Wired 96.5-FM's Chio, who hosts the "Good Day" show, reacted with one common refrain that seems to indicate a more sanguine cultural view of the Taser. "I think it's great," Chio said on the air. "You're not supposed to do that … you're looking for attention. Maybe if they know that, 'Oh, snap, I'm gonna get tasered instead of jumped on …,' maybe this might not happen again."
Many police officers argue that cultural criticism of the Taser is largely unfounded since its benefits – the relative safety of the device weighed against fewer injuries to the police officer – are greater than the possibilities for abuse.
"We didn't get this [negative] reaction when nightsticks were used to split heads open, but because of the technology and what it does, the media have really exacerbated the issue of the Taser," former Boca Raton, Fla. police chief Andrew Scott told the Monitor in 2008.
A number of recent cases have tested the legality of using the Taser on unarmed suspects, but so far the constitutionality of its use has not been firmly established. Notably, the US Supreme Court last year refused to take up a case of a handcuffed Florida motorist who was tased three times because he disobeyed a deputy sheriff's command to stand up and walk to a patrol car.
The question in many such cases is to what extent police can use a Taser against someone who is passively refusing to obey a police command. Such passive refusal is considered by many officers to be a form of resisting arrest, clearing the way to pull out the Taser. In the Phillies fan tasering incident, the lanky youth was clearly resisting arrest.
"In the end it is all going to come down to a question of reasonableness under the circumstances," Tallahassee lawyer John Jolly told the Monitor last year. "If a reasonable person would think that use of force is going to accomplish a lawful objective and make it less likely that somebody gets hurt, they can do it."
But is the definition of reasonable Taser use shifting in light of the tasering of the Phillies fan?
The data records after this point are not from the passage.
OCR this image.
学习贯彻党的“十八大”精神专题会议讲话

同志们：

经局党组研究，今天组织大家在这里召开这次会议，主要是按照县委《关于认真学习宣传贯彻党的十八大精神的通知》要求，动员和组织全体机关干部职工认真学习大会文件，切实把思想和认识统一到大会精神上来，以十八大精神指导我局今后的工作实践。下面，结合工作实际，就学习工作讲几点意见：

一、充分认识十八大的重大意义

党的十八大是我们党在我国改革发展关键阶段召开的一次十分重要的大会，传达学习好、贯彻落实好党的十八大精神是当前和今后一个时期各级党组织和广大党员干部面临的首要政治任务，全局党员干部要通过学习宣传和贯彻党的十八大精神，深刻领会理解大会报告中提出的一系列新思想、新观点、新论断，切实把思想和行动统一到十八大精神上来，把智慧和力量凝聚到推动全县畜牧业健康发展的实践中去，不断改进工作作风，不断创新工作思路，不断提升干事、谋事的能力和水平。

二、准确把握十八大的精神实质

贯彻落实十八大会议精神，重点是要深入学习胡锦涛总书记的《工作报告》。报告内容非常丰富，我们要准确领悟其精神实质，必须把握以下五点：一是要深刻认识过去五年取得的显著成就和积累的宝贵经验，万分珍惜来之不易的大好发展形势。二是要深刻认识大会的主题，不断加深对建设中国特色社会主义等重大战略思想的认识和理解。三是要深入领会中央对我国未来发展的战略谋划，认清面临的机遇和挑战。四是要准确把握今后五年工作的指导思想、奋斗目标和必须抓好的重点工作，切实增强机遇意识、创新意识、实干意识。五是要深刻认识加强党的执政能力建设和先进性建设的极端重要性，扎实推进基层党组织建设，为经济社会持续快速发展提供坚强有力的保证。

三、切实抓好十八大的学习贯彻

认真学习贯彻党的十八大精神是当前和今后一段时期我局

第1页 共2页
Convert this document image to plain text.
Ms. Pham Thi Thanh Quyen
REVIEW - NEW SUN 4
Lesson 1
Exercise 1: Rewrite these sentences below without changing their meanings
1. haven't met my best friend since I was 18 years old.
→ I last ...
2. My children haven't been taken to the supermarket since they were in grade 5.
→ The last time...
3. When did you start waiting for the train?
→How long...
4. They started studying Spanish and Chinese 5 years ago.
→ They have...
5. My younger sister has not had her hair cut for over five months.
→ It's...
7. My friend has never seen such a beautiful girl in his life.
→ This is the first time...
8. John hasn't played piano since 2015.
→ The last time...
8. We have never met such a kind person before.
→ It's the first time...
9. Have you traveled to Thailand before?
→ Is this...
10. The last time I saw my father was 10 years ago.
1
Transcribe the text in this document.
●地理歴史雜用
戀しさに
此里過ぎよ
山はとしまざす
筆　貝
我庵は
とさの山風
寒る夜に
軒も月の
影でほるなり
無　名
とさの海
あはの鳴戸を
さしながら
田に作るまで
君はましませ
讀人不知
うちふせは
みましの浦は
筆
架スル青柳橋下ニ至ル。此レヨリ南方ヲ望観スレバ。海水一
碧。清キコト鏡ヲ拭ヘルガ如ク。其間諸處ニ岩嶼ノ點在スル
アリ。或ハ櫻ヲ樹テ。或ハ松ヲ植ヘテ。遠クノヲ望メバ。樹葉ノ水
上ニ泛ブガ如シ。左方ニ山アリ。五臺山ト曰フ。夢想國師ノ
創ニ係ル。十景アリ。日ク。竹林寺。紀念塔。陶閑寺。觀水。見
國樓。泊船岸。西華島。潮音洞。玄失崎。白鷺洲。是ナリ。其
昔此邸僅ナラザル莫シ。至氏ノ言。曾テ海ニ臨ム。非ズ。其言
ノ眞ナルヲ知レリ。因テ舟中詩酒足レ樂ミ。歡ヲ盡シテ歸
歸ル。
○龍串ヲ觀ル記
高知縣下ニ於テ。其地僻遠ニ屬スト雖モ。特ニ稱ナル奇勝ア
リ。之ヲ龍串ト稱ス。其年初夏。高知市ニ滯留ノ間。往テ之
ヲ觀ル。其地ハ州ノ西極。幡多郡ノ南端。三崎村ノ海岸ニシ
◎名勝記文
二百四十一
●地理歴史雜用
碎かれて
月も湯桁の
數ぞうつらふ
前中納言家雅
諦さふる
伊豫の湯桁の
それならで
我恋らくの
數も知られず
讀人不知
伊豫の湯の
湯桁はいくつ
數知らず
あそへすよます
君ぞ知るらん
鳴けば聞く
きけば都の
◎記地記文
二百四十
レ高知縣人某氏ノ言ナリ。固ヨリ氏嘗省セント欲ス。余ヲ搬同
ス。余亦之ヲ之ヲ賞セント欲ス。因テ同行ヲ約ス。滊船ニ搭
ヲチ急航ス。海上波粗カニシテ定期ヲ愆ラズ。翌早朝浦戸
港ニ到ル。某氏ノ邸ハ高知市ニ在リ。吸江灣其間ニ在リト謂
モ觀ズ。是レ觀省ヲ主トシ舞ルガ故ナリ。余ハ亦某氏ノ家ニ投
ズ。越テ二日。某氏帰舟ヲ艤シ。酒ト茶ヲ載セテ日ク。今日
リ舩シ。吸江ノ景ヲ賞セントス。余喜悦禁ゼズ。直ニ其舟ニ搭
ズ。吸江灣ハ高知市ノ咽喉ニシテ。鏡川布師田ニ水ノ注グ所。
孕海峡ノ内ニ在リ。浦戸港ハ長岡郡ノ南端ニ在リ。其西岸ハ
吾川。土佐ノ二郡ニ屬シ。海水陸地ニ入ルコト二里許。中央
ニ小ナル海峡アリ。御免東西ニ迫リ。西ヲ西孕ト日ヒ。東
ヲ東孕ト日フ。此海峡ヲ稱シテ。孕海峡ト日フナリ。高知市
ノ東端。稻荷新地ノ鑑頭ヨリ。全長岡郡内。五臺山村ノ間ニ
If it is, Ms. Rapping blames much of it on the media, where a predilection for focusing on crime and out of control citizens "leads people to think that the most dangerous people in the world are young kids at a baseball game, when really the most dangerous people are CEOs and government regulators who endanger lives and jobs [with their failings,]" she says. "We've got our values wrong. We're policing the wrong people."